If you have children, you may have heard them say they were going to run away from home. Maybe it's a threat you made yourself when you were younger. What if it actually happened though? It may sound like a nightmare but for many families the threat of a child running away becomes reality.
Our new research released today shows that one in four children have considered running away from home, and half of that number have spent a night away from home without telling their parents. When we asked the children who had been away from home why they left, more than half of them said it was because they had an argument with a family member. This chimes with research by Homeless Link which found that more than half of young people who became homeless did so because of relationship breakdown, mainly with their parents.

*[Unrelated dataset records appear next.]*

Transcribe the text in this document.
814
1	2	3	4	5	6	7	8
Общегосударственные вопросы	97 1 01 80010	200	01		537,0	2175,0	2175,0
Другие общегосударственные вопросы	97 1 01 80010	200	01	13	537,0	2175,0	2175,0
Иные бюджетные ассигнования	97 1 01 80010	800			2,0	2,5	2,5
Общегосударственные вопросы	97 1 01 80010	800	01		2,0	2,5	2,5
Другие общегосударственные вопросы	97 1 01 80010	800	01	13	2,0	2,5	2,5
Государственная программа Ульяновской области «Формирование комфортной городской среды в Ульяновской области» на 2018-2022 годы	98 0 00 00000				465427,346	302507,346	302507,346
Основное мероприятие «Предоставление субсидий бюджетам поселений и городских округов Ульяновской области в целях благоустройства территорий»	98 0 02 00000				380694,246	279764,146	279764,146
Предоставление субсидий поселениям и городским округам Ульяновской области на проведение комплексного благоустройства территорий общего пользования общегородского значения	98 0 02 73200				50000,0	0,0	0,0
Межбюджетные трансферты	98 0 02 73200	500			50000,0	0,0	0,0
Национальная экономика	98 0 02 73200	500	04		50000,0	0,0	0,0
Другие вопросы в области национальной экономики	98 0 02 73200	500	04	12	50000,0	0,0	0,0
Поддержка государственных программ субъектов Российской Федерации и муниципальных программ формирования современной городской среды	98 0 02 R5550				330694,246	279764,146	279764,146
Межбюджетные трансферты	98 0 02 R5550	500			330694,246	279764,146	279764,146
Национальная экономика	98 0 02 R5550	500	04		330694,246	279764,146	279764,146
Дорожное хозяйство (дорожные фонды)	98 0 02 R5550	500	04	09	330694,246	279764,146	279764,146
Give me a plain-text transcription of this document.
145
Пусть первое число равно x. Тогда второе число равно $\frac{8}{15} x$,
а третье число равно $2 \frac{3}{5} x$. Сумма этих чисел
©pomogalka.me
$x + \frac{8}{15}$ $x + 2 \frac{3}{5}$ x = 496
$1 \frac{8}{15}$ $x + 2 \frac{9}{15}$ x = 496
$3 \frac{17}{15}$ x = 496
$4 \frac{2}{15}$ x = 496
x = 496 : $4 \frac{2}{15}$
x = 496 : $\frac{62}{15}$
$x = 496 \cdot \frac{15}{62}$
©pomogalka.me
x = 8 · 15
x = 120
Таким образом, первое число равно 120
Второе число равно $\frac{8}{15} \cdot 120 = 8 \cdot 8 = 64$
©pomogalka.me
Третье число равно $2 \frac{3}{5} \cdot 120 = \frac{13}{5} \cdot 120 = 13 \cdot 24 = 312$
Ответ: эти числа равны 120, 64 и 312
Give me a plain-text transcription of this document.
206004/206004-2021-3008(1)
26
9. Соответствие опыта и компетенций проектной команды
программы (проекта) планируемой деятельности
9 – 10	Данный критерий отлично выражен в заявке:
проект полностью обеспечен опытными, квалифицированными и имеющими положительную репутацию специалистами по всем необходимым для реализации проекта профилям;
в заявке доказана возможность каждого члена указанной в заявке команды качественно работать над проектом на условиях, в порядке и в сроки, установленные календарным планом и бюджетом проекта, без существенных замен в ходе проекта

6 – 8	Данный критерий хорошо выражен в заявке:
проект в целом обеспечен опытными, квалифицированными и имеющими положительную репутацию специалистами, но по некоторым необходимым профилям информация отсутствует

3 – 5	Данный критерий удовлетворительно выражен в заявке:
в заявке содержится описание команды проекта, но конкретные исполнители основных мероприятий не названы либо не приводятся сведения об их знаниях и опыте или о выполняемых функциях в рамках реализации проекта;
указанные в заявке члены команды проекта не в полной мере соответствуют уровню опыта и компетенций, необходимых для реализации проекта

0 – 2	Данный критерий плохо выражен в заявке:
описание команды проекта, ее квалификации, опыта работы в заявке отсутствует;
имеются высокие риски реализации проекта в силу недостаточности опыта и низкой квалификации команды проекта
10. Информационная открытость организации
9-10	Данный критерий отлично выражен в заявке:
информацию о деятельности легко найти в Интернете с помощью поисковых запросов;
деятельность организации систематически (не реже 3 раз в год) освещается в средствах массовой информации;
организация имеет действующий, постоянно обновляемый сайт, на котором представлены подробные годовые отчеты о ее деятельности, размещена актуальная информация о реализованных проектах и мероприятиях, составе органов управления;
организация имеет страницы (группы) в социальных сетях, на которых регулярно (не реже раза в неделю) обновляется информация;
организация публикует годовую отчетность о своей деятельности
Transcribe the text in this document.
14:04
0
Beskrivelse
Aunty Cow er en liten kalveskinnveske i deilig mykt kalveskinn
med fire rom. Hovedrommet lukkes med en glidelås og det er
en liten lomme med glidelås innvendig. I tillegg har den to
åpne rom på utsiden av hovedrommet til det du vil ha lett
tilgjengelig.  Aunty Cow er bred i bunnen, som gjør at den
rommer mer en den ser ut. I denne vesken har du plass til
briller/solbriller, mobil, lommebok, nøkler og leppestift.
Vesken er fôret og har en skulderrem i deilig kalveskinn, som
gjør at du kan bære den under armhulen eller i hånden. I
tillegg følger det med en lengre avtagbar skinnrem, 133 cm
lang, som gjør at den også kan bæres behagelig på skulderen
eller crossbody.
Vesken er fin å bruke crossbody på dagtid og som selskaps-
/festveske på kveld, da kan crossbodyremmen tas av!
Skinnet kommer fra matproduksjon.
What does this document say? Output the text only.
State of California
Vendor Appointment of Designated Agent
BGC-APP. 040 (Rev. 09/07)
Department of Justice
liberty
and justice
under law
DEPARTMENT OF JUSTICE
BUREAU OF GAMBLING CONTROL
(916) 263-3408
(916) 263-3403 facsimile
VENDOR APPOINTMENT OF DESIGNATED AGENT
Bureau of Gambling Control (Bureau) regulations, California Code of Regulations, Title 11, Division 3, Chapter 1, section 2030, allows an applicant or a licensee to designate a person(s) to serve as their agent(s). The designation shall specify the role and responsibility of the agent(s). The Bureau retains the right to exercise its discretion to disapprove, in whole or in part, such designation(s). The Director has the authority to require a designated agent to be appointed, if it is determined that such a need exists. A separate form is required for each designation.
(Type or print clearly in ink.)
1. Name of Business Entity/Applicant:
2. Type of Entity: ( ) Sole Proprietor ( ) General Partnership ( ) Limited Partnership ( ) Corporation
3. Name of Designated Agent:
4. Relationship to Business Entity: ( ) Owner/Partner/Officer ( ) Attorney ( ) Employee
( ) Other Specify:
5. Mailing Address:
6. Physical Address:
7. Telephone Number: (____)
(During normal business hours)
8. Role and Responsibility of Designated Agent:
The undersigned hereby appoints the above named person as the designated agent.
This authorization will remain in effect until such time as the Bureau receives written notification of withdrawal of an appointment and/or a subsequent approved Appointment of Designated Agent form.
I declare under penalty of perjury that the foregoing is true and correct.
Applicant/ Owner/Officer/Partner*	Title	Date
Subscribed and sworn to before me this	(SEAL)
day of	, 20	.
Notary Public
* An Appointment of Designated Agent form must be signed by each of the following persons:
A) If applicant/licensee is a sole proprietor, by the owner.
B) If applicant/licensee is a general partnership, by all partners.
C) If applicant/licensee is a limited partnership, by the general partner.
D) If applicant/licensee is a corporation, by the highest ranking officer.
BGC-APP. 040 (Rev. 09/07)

Of course, parents and children will always have arguments and in most cases they don't lead to a child leaving home but, when families are being strained by other problems, things can build to a crisis. We know from our own services that families are under a great deal of pressure. Action for Children managers say that their projects are seeing more children with greater needs than before, many of them needing help with emotional problems or coping with issues affecting their parents like unemployment and depression. These are ordinary families who are struggling to cope with serious issues that can affect any of us.
Help is available. Action for Children works with families where relationships have broken down between parents and children to rebuild trust and keep young people safely at home. We also support young people who have become homeless to find a new place to live. These services couldn't happen without the support of Byte Night, an annual sponsored sleep out for people in the technology and business sectors.
The young people we help include Michael (not his real name) from West Dunbartonshire who became homeless aged sixteen when, after his mother died, his relationship with his father became so bad he felt he couldn't stay at home anymore. He spent a year without a home, living first with friends, then his grandmother and eventually sleeping rough. Action for Children helped him find a home and learn to live independently. As well as getting him off the streets this also led to a reconciliation with his father, who he now describes as his best friend.
There is no typical family background of children and young people who become homeless. The young people we see come from a range of backgrounds. Any family can struggle to cope when facing serious issues and homelessness can happen to anyone's child. This is why it's so important to remember that seeking help, whether you're a young person or a parent, doesn't mean that you have failed or should be ashamed. Children's centres and family centres are widespread and help families with a range of issues big and small, as well as pointing people in the direction of more specialised services, like help for young people who are at risk of becoming homeless.
If you're worried about your relationship with a family member, or feel like you can't cope, don't be frightened about asking for help, it could make the difference that stops a nightmare becoming reality.